The TL;DR advice from the podcast via Notion
Optimize for execution speed early, then shift to long-term thinking: Jesse focused Decagon purely on short-term execution and customer deployment for the first 18 months, avoiding distractions about long-term product vision. This speed-first approach helped them scale from stealth to unicorn status in a year.
Don’t over-index on advice—understand your own strengths and timing: Jesse learned from his first company that following others’ playbooks is deeply distracting. The key is understanding what works specifically for you rather than applying generic “best practices.”
Early team composition determines everything that follows: The first hires set the trajectory for all future hiring. Jesse prioritized senior generalists from his network in the early days, which created a strong foundation that attracted subsequent talent as they grew from 12 to 200 in 18 months.
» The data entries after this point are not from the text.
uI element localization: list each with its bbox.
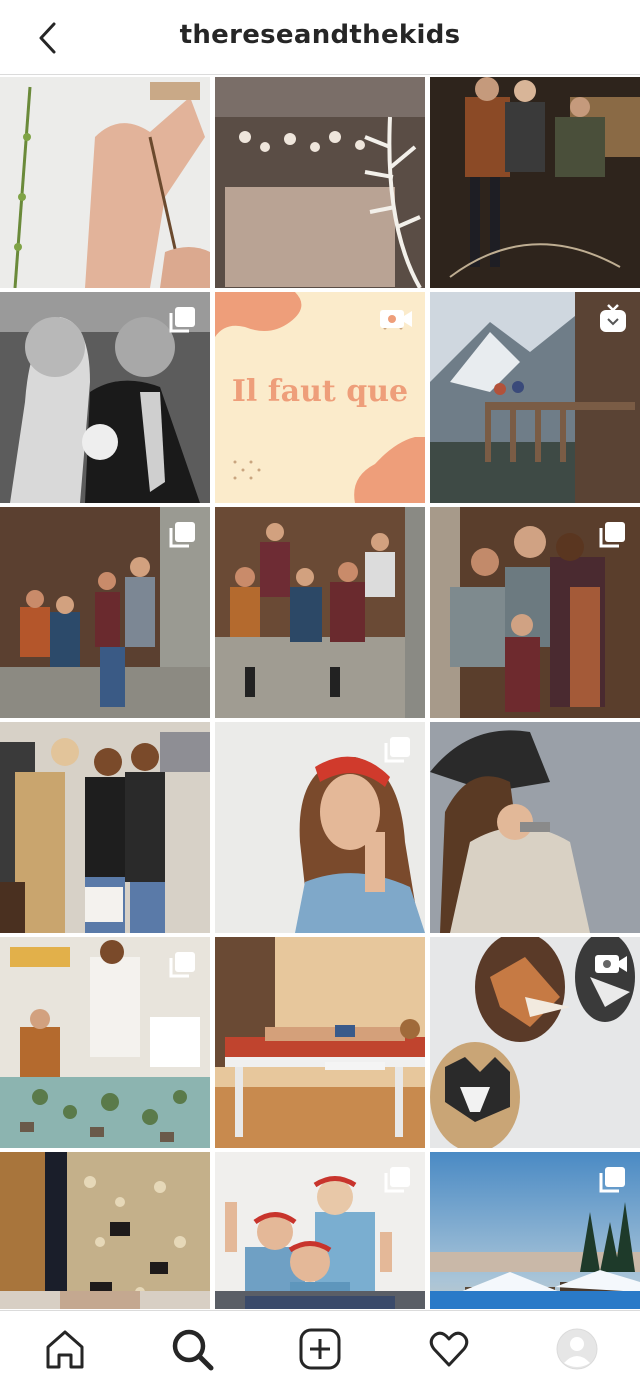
igtv-icon: [598, 304, 628, 334]
video-icon: [594, 949, 628, 979]
grid-post[interactable]: [0, 77, 210, 288]
grid-post[interactable]: [215, 722, 425, 933]
grid-post[interactable]: [430, 1152, 640, 1309]
carousel-icon: [383, 734, 413, 764]
carousel-icon: [168, 519, 198, 549]
profile-username-title: thereseandthekids: [179, 20, 461, 50]
home-icon[interactable]: [43, 1327, 87, 1371]
grid-post[interactable]: [430, 77, 640, 288]
grid-post[interactable]: [430, 937, 640, 1148]
grid-post[interactable]: [0, 292, 210, 503]
bottom-navigation: [0, 1310, 640, 1386]
grid-post[interactable]: [0, 937, 210, 1148]
quote-text: Il faut que: [231, 374, 409, 409]
grid-post[interactable]: [430, 507, 640, 718]
activity-heart-icon[interactable]: [427, 1327, 471, 1371]
carousel-icon: [168, 949, 198, 979]
grid-post[interactable]: [215, 77, 425, 288]
carousel-icon: [598, 519, 628, 549]
grid-post[interactable]: [0, 722, 210, 933]
grid-post[interactable]: [215, 507, 425, 718]
grid-post[interactable]: [215, 1152, 425, 1309]
grid-post[interactable]: [0, 1152, 210, 1309]
carousel-icon: [383, 1164, 413, 1194]
profile-avatar[interactable]: [555, 1327, 599, 1371]
photo-grid: Il faut que: [0, 77, 640, 1309]
grid-post[interactable]: [215, 1291, 425, 1309]
grid-post[interactable]: [430, 722, 640, 933]
grid-post[interactable]: [0, 507, 210, 718]
search-icon[interactable]: [170, 1327, 214, 1371]
top-bar: thereseandthekids: [0, 0, 640, 75]
video-icon: [379, 304, 413, 334]
grid-post[interactable]: Il faut que: [215, 292, 425, 503]
grid-post[interactable]: [215, 937, 425, 1148]
carousel-icon: [598, 1164, 628, 1194]
grid-post[interactable]: [430, 1291, 640, 1309]
grid-post[interactable]: [0, 1291, 210, 1309]
carousel-icon: [168, 304, 198, 334]
new-post-icon[interactable]: [298, 1327, 342, 1371]
grid-post[interactable]: [430, 292, 640, 503]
Altman and Ive give new details of their iPhone killer: Off the back of he news above, is fitting we check in on the play which might reverse. iPhone designer Jonny Ive and OpenAI have been cooking up a mystery device for a while now and we finally got some more details. Well, we got some more vague vibes about how they want the device ‘ feel’ but we did hear it should be out within two years.
Speaking at EC Demo Day the pair explained how they wanted their new device to be simple, elegant and almost anticlimactic to people first getting their hands on it. Altman says the iPhone is clearly a marvel but likened using a smartphone in 2025 to ‘walking through Time Square’ and constantly being bombarded with demands on our attention. He wants something which is a much more invisible presence in your life which allows you to focus on more important things. It’s a lovely idea but still am not convinced that most consumers are not yet ready to go screenless.
That’s it for today, thanks for reading. Want to get in touch with a news tip, bit of feedback or just to chat? Email hello@caffeinedaily.co







The Google piece caught my eye. Its wild to think they were on the backfoot for so long given all their resourcs and AI talent. Them signing deals with Anthropic on their TPUs while competing with OpenAI is such an interesting play, almost like playing both sides of the board. Makes me curious if this signals a bigger shift toward in house chips across big tech.